Question

find the smallest number by which 2560 must be multiplied so that the product is a perfect cube​

Answer 1

Firstly, we find prime factor.

2560=2 *2*2*2*2*2*2*2*2*5

Here,

On grouping the factor, we find that 5 is left out.

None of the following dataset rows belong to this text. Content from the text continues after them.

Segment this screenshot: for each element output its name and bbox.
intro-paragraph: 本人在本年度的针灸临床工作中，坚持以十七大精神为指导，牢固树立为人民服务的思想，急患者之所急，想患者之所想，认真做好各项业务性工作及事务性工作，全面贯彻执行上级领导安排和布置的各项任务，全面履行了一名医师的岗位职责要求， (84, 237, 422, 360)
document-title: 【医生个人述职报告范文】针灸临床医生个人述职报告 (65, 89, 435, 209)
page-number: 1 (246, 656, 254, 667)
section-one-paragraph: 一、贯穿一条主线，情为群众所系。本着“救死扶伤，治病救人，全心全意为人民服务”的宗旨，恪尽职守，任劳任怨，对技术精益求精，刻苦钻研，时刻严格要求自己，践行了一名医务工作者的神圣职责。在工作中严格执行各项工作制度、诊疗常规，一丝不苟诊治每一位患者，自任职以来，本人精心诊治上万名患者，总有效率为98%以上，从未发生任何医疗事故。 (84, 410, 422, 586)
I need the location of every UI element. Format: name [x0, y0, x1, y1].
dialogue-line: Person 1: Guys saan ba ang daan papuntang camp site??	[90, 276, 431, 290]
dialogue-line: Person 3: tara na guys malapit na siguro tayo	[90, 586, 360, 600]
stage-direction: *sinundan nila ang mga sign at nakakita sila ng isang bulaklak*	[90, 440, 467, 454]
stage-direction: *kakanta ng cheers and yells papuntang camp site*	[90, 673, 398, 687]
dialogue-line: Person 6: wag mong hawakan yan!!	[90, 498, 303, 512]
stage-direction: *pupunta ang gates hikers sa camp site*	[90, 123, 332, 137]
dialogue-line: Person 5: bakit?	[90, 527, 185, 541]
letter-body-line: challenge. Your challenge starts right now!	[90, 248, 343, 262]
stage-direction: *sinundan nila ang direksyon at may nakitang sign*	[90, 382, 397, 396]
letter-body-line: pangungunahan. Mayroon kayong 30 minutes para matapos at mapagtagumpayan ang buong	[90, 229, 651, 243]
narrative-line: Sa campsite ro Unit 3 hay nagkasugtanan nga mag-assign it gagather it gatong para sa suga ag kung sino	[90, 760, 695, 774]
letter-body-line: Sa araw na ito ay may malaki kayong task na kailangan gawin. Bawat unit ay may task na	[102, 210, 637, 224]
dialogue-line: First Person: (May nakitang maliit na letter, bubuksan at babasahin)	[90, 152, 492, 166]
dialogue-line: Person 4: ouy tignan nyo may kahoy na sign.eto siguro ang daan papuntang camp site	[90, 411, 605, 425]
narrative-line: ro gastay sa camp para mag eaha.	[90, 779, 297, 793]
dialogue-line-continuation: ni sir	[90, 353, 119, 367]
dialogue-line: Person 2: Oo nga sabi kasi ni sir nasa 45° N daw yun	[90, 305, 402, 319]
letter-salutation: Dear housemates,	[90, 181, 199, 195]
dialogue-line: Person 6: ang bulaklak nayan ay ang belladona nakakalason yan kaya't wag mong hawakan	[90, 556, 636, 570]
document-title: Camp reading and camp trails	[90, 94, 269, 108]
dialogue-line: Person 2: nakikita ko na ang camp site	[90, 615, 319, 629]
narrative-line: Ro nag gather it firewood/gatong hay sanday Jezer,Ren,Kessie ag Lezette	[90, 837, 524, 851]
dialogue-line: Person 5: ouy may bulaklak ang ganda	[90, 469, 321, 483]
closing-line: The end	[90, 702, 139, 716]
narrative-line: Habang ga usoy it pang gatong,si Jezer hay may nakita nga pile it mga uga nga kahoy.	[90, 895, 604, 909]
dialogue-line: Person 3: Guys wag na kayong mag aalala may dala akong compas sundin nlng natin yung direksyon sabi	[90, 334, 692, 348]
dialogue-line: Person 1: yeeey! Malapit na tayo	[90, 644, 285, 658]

Therefor, 5 must be multiplied so that the product is a perfect cube.

I hope you like it.

Answer 2

Given,

Number = 2560

Prime Factorisation of 2560 =

$\begin{array}{r|l}2&2560\\\cline{1-2}2&1280\\\cline{1-2}2&640\\\cline{1-2}2&320\\\cline{1-2}2&160\\\cline{1-2}2&80\\\cline{1-2}2&40\\\cline{1-2}2&20\\\cline{1-2}2&10\\\cline{1-2}5&5\\\cline{1-2}&1\end{array}$

2560 = 2 × 2 × 2 × 2 × 2 × 2 × 2 × 2 × 2 × 5

In the above Prime Factorisation the number 2 is paired thrice. But the number 5 is remained single. Hence, we should multiply 5 × 5 to make perfect cube.

Thus, we should 25 to 2560 to make it a perfect cube.

2560 × 25 = 64000

3√64000 = 240.

Therefore, the perfect cube of 64000 is 240.Hence, we should multiply 25 with 2560 to make it perfect cube.